If this failed on 425.25, does it also fail with the 430.86 drivers?

You say that the pre-compiled samples worked, but using the samples’ PTX code in your C# program fails.
Then I would point to the mechanism loading the PTX source code or the method providing it to OptiX.

When using OptiX 6.0.0 the recommended CUDA toolkit for development is 10.0.

I tried some more and it works fine with the tutorials (translated those before trying to do the triangles sample from scratch), up until I start using the geometryTriangles API. I use only the triangles attributes from the optixGeometryTriangles.cu and get the error. (As a test to see when it occurs)

As for the hardware etc.

Windows 10 (17134.765)
940MX (don’t know the vram but currently only sending one cube to it), driver is 430.86, Optix is 6.0.0 and CUDA 10.0.0 (from what I can tell), I comppile using visual Studio 2015, should be v 14.00.24215.1

Also nvcc is version 6.14.11.9000

I doubled checked Optix and it’s really just 6.0.0

I also checked with the dependency walker and that seemed fine, however I am only loading optix.6.0.0.dll (but I add an appropriate path env variable to where this dll is and the others from the bin/x64 directory of the SDK, optix, prime, optixu etc.)

If there is anything else I could provide, please let me know. I would really like to get this one sorted out.

I just found an API for the Optix version and it reports back as “60102” and the version txt inside the CUDA directory is “10.1.168”

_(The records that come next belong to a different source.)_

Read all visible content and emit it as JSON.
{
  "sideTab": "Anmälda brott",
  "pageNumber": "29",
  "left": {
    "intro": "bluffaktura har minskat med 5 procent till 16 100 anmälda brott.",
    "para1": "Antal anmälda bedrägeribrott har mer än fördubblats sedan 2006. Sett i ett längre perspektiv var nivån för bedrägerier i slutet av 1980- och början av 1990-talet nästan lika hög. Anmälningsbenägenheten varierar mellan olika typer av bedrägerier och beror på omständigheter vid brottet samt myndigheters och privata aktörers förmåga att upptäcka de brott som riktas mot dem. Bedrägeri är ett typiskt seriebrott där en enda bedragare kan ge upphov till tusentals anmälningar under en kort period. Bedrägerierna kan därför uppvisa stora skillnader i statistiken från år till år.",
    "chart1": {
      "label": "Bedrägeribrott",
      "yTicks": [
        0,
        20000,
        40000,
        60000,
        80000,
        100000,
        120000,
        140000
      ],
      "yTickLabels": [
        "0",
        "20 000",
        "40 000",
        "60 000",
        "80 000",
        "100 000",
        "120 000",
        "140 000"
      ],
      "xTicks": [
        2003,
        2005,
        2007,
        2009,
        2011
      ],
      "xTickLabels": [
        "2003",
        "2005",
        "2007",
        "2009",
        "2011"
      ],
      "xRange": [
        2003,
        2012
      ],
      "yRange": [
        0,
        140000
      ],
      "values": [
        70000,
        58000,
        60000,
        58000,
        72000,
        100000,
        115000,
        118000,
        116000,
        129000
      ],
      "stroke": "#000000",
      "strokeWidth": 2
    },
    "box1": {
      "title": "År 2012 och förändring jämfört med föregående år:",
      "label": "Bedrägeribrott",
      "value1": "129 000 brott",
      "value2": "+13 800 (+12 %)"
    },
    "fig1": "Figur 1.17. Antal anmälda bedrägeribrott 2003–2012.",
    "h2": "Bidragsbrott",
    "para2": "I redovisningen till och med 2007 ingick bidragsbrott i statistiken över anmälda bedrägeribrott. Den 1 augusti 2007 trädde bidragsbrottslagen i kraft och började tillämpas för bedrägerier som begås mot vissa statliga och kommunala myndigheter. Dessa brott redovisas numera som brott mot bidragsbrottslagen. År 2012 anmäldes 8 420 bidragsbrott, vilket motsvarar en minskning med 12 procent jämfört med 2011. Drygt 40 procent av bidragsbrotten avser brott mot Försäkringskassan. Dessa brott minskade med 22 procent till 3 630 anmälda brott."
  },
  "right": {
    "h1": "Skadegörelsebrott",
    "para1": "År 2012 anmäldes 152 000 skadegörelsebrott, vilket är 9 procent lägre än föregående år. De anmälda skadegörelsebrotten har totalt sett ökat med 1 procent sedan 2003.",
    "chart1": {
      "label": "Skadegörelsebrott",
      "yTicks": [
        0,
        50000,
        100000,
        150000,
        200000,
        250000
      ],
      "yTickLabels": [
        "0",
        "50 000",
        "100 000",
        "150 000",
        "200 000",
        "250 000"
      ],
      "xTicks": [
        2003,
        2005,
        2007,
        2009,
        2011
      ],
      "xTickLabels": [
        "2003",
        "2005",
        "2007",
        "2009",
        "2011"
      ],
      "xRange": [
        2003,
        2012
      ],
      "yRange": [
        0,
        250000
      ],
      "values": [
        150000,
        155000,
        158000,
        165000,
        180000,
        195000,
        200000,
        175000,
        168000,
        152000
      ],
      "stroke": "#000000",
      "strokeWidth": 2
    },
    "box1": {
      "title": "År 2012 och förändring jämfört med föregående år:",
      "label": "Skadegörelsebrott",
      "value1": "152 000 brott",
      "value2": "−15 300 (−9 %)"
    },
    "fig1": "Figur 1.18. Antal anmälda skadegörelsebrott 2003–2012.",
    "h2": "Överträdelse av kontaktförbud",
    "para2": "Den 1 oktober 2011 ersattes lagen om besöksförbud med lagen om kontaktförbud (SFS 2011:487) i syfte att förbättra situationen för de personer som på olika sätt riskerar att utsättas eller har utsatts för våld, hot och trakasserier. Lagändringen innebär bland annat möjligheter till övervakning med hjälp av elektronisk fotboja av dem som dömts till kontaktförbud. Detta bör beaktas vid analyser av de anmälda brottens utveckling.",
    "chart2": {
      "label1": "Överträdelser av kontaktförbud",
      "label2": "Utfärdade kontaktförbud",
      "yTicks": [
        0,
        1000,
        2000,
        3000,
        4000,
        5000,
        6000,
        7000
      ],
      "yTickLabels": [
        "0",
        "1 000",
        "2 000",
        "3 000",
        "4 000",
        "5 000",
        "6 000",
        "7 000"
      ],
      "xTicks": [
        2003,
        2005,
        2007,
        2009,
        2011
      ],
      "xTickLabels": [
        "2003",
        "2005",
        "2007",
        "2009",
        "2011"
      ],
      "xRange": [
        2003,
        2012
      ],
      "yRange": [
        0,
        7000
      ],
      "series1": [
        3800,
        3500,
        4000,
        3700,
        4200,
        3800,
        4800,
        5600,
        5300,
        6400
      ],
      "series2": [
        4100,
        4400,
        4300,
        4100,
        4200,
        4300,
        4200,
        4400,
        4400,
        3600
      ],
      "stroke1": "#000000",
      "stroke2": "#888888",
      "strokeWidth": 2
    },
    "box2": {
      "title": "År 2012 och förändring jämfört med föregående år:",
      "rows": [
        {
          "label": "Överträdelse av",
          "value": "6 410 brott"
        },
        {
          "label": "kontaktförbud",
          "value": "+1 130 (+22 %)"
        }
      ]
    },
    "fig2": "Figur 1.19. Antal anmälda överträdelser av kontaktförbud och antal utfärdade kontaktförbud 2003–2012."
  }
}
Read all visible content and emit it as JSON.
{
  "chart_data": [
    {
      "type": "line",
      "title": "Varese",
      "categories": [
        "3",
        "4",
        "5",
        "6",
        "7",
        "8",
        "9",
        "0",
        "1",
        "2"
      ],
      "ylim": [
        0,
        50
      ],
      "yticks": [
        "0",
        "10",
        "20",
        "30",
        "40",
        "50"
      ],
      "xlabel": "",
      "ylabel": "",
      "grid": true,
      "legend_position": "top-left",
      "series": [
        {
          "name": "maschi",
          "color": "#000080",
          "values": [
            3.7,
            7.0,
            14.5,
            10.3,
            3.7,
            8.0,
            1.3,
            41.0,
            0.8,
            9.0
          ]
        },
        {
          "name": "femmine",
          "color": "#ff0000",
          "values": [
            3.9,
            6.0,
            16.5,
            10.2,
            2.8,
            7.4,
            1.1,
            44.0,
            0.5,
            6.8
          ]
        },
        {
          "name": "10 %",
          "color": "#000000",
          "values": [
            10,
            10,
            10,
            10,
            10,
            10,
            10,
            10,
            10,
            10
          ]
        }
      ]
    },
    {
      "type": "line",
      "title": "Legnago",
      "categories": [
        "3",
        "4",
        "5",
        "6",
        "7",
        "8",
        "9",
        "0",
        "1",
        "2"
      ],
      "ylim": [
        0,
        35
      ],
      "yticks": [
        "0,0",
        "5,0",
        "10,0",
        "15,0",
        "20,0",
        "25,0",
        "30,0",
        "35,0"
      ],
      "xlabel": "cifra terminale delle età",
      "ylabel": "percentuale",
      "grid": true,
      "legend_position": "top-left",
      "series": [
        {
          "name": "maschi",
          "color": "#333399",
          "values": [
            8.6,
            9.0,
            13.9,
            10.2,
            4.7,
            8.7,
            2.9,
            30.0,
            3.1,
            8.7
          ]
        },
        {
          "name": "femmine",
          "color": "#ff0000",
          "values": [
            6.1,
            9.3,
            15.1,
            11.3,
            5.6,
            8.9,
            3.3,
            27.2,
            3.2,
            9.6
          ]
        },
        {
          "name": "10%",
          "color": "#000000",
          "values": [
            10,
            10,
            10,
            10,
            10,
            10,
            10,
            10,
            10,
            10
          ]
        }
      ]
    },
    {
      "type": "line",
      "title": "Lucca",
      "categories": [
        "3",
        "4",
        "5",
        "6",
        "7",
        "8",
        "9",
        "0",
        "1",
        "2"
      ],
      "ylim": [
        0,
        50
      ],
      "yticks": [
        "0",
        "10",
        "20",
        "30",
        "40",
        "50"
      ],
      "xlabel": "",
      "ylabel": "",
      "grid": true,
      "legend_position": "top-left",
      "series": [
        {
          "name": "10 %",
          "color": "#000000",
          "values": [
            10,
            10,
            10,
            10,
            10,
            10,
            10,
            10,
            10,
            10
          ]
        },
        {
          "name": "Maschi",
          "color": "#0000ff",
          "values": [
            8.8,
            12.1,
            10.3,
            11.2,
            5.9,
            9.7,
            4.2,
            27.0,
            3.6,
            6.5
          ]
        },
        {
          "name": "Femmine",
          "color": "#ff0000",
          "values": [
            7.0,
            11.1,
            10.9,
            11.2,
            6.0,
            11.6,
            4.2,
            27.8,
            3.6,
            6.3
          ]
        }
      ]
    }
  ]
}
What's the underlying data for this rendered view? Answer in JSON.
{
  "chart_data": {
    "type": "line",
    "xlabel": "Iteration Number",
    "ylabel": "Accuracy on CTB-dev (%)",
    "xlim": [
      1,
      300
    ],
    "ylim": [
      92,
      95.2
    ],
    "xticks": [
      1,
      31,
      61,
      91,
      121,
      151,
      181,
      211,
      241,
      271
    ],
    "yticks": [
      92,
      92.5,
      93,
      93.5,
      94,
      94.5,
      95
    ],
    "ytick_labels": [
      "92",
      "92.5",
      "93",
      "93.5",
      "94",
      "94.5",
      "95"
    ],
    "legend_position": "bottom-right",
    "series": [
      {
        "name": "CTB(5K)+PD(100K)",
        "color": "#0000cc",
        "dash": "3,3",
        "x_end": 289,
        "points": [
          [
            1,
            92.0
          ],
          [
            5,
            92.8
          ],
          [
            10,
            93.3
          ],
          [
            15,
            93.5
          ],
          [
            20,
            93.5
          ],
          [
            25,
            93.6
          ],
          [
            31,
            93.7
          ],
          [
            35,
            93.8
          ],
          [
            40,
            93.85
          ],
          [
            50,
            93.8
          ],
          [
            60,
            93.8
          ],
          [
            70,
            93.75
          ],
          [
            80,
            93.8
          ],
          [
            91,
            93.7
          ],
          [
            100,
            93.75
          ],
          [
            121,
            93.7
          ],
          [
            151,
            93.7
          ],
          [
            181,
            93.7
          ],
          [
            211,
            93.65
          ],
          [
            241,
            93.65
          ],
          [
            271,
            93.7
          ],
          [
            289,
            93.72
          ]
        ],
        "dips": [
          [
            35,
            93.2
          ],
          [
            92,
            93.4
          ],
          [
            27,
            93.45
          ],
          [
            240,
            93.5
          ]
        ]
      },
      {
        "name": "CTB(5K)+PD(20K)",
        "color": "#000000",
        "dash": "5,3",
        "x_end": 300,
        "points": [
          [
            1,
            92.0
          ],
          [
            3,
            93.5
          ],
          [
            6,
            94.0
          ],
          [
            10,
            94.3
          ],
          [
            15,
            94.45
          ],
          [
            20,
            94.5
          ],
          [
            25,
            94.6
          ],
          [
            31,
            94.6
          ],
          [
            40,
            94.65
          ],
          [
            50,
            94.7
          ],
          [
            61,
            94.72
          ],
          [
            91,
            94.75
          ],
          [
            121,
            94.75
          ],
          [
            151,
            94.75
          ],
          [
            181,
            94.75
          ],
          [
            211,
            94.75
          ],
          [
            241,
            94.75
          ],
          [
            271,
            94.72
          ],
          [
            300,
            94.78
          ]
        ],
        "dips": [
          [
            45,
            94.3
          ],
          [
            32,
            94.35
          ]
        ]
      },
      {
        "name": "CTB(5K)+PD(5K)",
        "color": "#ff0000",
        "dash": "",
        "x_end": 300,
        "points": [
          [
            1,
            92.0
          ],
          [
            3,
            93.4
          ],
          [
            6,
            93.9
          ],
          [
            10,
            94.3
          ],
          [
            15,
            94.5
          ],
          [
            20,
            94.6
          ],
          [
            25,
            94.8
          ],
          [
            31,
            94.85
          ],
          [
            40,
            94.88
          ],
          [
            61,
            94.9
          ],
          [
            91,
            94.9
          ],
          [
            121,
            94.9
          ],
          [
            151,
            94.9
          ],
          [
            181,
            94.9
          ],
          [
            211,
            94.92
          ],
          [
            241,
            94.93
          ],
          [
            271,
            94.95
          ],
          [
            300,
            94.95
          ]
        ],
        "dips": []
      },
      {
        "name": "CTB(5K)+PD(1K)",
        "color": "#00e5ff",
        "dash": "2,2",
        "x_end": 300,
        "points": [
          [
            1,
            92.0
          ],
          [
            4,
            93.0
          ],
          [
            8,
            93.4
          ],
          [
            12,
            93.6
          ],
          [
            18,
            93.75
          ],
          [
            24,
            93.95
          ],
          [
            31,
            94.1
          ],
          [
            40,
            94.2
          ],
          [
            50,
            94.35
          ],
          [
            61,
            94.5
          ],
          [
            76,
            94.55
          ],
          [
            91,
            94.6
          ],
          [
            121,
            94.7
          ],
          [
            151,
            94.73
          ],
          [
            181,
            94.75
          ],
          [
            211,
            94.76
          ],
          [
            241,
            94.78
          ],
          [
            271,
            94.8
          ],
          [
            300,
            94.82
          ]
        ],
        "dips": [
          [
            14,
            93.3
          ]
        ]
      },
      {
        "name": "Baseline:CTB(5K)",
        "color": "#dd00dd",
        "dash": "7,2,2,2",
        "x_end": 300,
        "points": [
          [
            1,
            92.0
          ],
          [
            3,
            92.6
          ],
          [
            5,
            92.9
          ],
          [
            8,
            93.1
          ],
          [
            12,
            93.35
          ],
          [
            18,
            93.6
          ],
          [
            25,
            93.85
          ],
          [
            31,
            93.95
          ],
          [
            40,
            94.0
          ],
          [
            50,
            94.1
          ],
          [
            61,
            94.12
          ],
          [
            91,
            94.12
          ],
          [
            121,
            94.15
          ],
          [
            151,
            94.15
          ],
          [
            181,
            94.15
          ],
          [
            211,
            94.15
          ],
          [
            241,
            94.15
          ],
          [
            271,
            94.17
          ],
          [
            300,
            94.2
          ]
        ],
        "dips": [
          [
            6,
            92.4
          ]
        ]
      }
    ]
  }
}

I ran into the same problem with my c# wrapper. I tried reducing the ray generation and triangle attributes to bare minimum and my geometry consists of only the tetrahedron in the SDK example but still see this assertion failed error on the launch. All the validate functions pass and no problems in compilation. The wrapper and the ray programs work perfectly if I remove the GeometryTriangles from use.

Did you find the cause of the problem?

Versions etc:
RTX 2080Ti
Windows 10 Enterprise 1709 (16299.1087)
Optix 6.0.0
430.86 drivers

Hey,

this has been an ongoing thing. I made another thread on what I thought was an unrelated issue, but I suspect that those might be related.

I started out with this API GitHub - HungryBear/OptixCore: .net core wrapper for Nvidia Optix API and added whatever was missing from Optix 6.

This particular one I eventually fixed by adding/removing feature by feature. And it turns out that for some reason Optix didn’t like one of the OptixCore calls (I think it was to add a geometry group). So instead of using the appropriate object wrapper I just used the Api directly and it worked. To this day I haven’t worked out why.

So right now I am thinking about removing the OptixCore part (except for DllImport declarations) and maybe roll my own.

Hi,

I started with the same API. I found only one issue in the OptixCore way of handling the attaching of geometry to geometry instances, the rtGeometryInstanceSetGeometry function call should be replaced with rtGeometryInstanceSetGeometryTriangles in the setter of Geometry in GeometryInstances.cs when triangles are handled but that did not solve the issue. I’ll try the direct API calls also. Thanks for pointers!

Hi,

it’s been a few weeks, but yes I think I remember that one, but beyond that there were other issues.

Good luck!

Hi,

Found the solution, at least for this problem. I inherited the class I made for the triangles from Geometry class which was already in the open source API mentioned and it had a chained constructor which apparently created an empty geometry which I did not notice. I made an empty constructor to the base class and removed the chaining when the triangles are used and now it works. No problem in the OptiX side, it was all C#.

Awesome! Thanks for sharing, I’ll have another look on my end!